Dopo i falafel e l’hummus, gli Israeliani si stanno appropriando anche dello za’atar

Rasha Hilwi. Raseef22. (Da InvictaPalestina.org). Non è un caso che, rispetto ad altre spezie o all’hummus, lo za’atar abbia un simbolismo totalmente diverso: tale simbolismo è la conseguenza del furto e dell’appropriazione dello stesso da parte dell’entità coloniale.

Molti anni fa, quando ero ancora una studentessa all’Università di Haifa, un canale televisivo arabo organizzò un dibattito tra studenti palestinesi e israeliani per discutere di questioni politiche. L’evento si svolse nell’abbandonato Wadi Salib di Haifa, un quartiere che ancora oggi anela ogni giorno ai suoi monumenti perduti.
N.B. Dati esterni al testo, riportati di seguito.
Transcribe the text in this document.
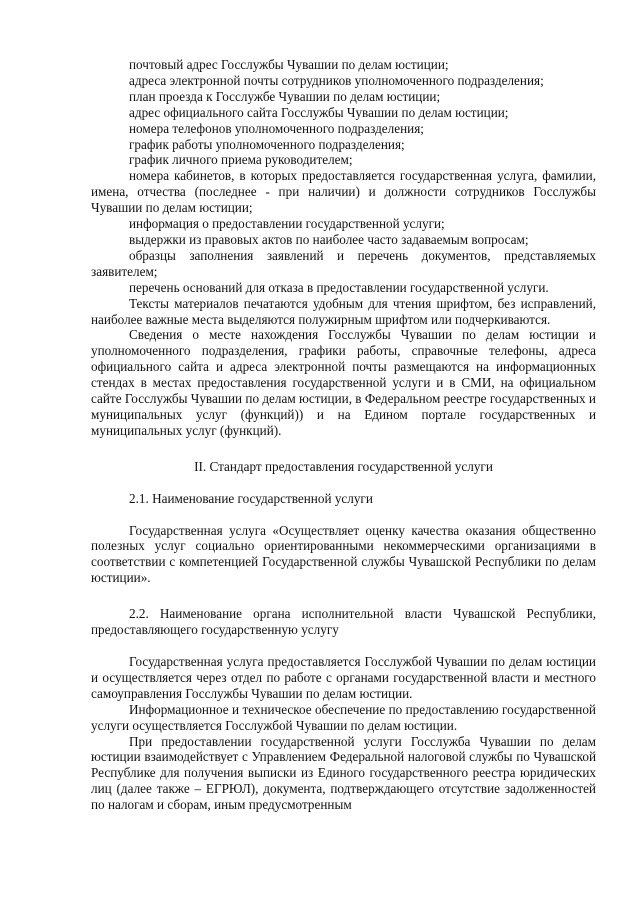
почтовый адрес Госслужбы Чувашии по делам юстиции;

адреса электронной почты сотрудников уполномоченного подразделения;

план проезда к Госслужбе Чувашии по делам юстиции;

адрес официального сайта Госслужбы Чувашии по делам юстиции;

номера телефонов уполномоченного подразделения;

график работы уполномоченного подразделения;

график личного приема руководителем;

номера кабинетов, в которых предоставляется государственная услуга, фамилии, имена, отчества (последнее - при наличии) и должности сотрудников Госслужбы Чувашии по делам юстиции;

информация о предоставлении государственной услуги;

выдержки из правовых актов по наиболее часто задаваемым вопросам;

образцы заполнения заявлений и перечень документов, представляемых заявителем;

перечень оснований для отказа в предоставлении государственной услуги.

Тексты материалов печатаются удобным для чтения шрифтом, без исправлений, наиболее важные места выделяются полужирным шрифтом или подчеркиваются.

Сведения о месте нахождения Госслужбы Чувашии по делам юстиции и уполномоченного подразделения, графики работы, справочные телефоны, адреса официального сайта и адреса электронной почты размещаются на информационных стендах в местах предоставления государственной услуги и в СМИ, на официальном сайте Госслужбы Чувашии по делам юстиции, в Федеральном реестре государственных и муниципальных услуг (функций)) и на Едином портале государственных и муниципальных услуг (функций).

II. Стандарт предоставления государственной услуги

2.1. Наименование государственной услуги

Государственная услуга «Осуществляет оценку качества оказания общественно полезных услуг социально ориентированными некоммерческими организациями в соответствии с компетенцией Государственной службы Чувашской Республики по делам юстиции».

2.2. Наименование органа исполнительной власти Чувашской Республики, предоставляющего государственную услугу

Государственная услуга предоставляется Госслужбой Чувашии по делам юстиции и осуществляется через отдел по работе с органами государственной власти и местного самоуправления Госслужбы Чувашии по делам юстиции.

Информационное и техническое обеспечение по предоставлению государственной услуги осуществляется Госслужбой Чувашии по делам юстиции.

При предоставлении государственной услуги Госслужба Чувашии по делам юстиции взаимодействует с Управлением Федеральной налоговой службы по Чувашской Республике для получения выписки из Единого государственного реестра юридических лиц (далее также – ЕГРЮЛ), документа, подтверждающего отсутствие задолженностей по налогам и сборам, иным предусмотренным
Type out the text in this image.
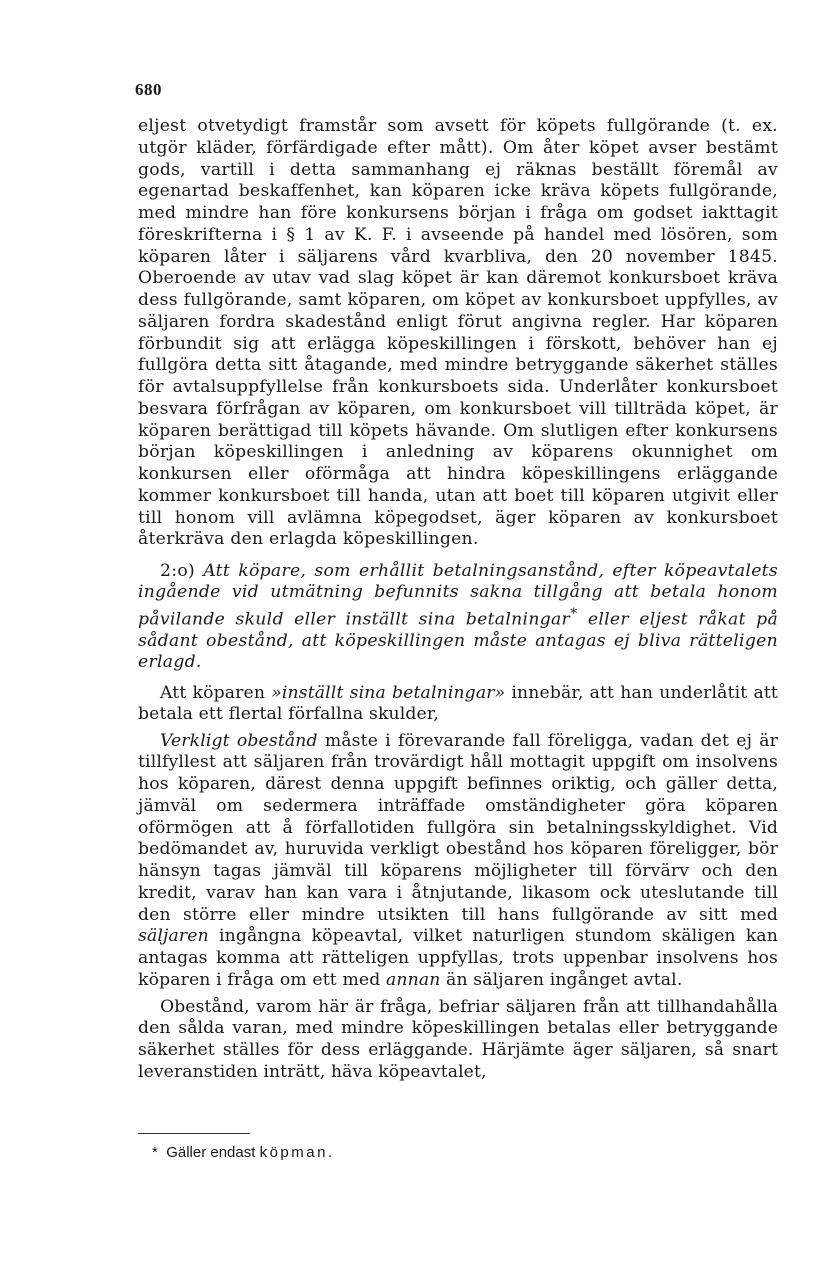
680

eljest otvetydigt framstår som avsett för köpets fullgörande (t. ex. utgör kläder, förfärdigade efter mått). Om åter köpet avser bestämt gods, vartill i detta sammanhang ej räknas beställt föremål av egenartad beskaffenhet, kan köparen icke kräva köpets fullgörande, med mindre han före konkursens början i fråga om godset iakttagit föreskrifterna i § 1 av K. F. i avseende på handel med lösören, som köparen låter i säljarens vård kvarbliva, den 20 november 1845. Oberoende av utav vad slag köpet är kan däremot konkursboet kräva dess fullgörande, samt köparen, om köpet av konkursboet uppfylles, av säljaren fordra skadestånd enligt förut angivna regler. Har köparen förbundit sig att erlägga köpeskillingen i förskott, behöver han ej fullgöra detta sitt åtagande, med mindre betryggande säkerhet ställes för avtalsuppfyllelse från konkursboets sida. Underlåter konkursboet besvara förfrågan av köparen, om konkursboet vill tillträda köpet, är köparen berättigad till köpets hävande. Om slutligen efter konkursens början köpeskillingen i anledning av köparens okunnighet om konkursen eller oförmåga att hindra köpeskillingens erläggande kommer konkursboet till handa, utan att boet till köparen utgivit eller till honom vill avlämna köpegodset, äger köparen av konkursboet återkräva den erlagda köpeskillingen.

2:o) Att köpare, som erhållit betalningsanstånd, efter köpeavtalets ingående vid utmätning befunnits sakna tillgång att betala honom påvilande skuld eller inställt sina betalningar* eller eljest råkat på sådant obestånd, att köpeskillingen måste antagas ej bliva rätteligen erlagd.

Att köparen »inställt sina betalningar» innebär, att han underlåtit att betala ett flertal förfallna skulder,

Verkligt obestånd måste i förevarande fall föreligga, vadan det ej är tillfyllest att säljaren från trovärdigt håll mottagit uppgift om insolvens hos köparen, därest denna uppgift befinnes oriktig, och gäller detta, jämväl om sedermera inträffade omständigheter göra köparen oförmögen att å förfallotiden fullgöra sin betalningsskyldighet. Vid bedömandet av, huruvida verkligt obestånd hos köparen föreligger, bör hänsyn tagas jämväl till köparens möjligheter till förvärv och den kredit, varav han kan vara i åtnjutande, likasom ock uteslutande till den större eller mindre utsikten till hans fullgörande av sitt med säljaren ingångna köpeavtal, vilket naturligen stundom skäligen kan antagas komma att rätteligen uppfyllas, trots uppenbar insolvens hos köparen i fråga om ett med annan än säljaren ingånget avtal.

Obestånd, varom här är fråga, befriar säljaren från att tillhandahålla den sålda varan, med mindre köpeskillingen betalas eller betryggande säkerhet ställes för dess erläggande. Härjämte äger säljaren, så snart leveranstiden inträtt, häva köpeavtalet,

* Gäller endast köpman.
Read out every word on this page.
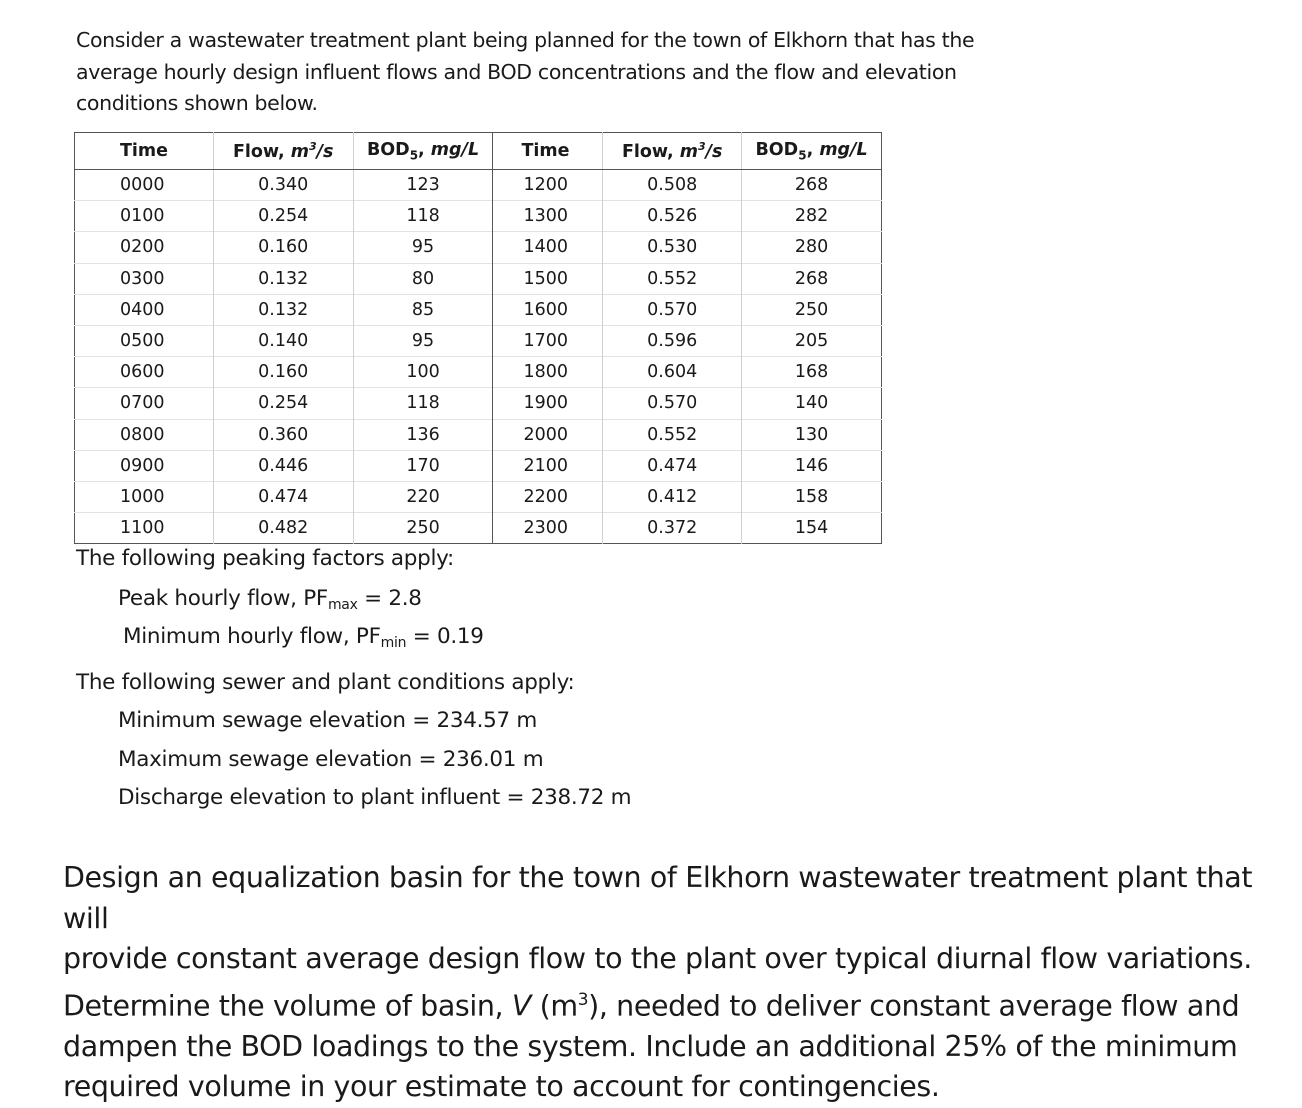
Consider a wastewater treatment plant being planned for the town of Elkhorn that has the
average hourly design influent flows and BOD concentrations and the flow and elevation
conditions shown below.
Time	Flow, $m^3/s$	$BOD_5$, mg/L	Time	Flow, $m^3/s$	$BOD_5$, mg/L
0000	0.340	123	1200	0.508	268
0100	0.254	118	1300	0.526	282
0200	0.160	95	1400	0.530	280
0300	0.132	80	1500	0.552	268
0400	0.132	85	1600	0.570	250
0500	0.140	95	1700	0.596	205
0600	0.160	100	1800	0.604	168
0700	0.254	118	1900	0.570	140
0800	0.360	136	2000	0.552	130
0900	0.446	170	2100	0.474	146
1000	0.474	220	2200	0.412	158
1100	0.482	250	2300	0.372	154
The following peaking factors apply:
Peak hourly flow, $PF_{max} = 2.8$
Minimum hourly flow, $PF_{min} = 0.19$
The following sewer and plant conditions apply:
Minimum sewage elevation = 234.57 m
Maximum sewage elevation = 236.01 m
Discharge elevation to plant influent = 238.72 m
Design an equalization basin for the town of Elkhorn wastewater treatment plant that will
provide constant average design flow to the plant over typical diurnal flow variations.
Determine the volume of basin, V $(m^3)$, needed to deliver constant average flow and
dampen the BOD loadings to the system. Include an additional 25% of the minimum
required volume in your estimate to account for contingencies.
Al dibattito partecipò anche uno dei miei amici palestinesi. Nel bel mezzo del dibattito politico, la conversazione passò dalle questioni cruciali del giorno alla componente più importante dell’identità palestinese: il cibo. A quel punto la discussione  iniziò a scaldarsi, perché oltre ai i tentativi di Israele di cancellare gli elementi costitutivi dell’identità araba e palestinese , ovvero sia i suoi siti geografici che i suoi abitanti, c’è un tentativo parallelo di rubare anche questo tratto distintivo dell’identità palestinese. Conseguentemente , falafel, hummus, tabouleh e altri  cibi della cucina palestinese e levantina sono commercializzati in tutto il mondo come “cibo israeliano”.

Ma questa discussione è ormai datata e senza fine, quindi torniamo al dibattito televisivo del mio amico: mentre la disputa politica tra le due parti  aveva raggiunto il suo apice, il mio amico Sayed si alzò in piedi e  chiese a una delle sue controparti israeliane: “Dimmi, tua nonna sa come fare il falafel?”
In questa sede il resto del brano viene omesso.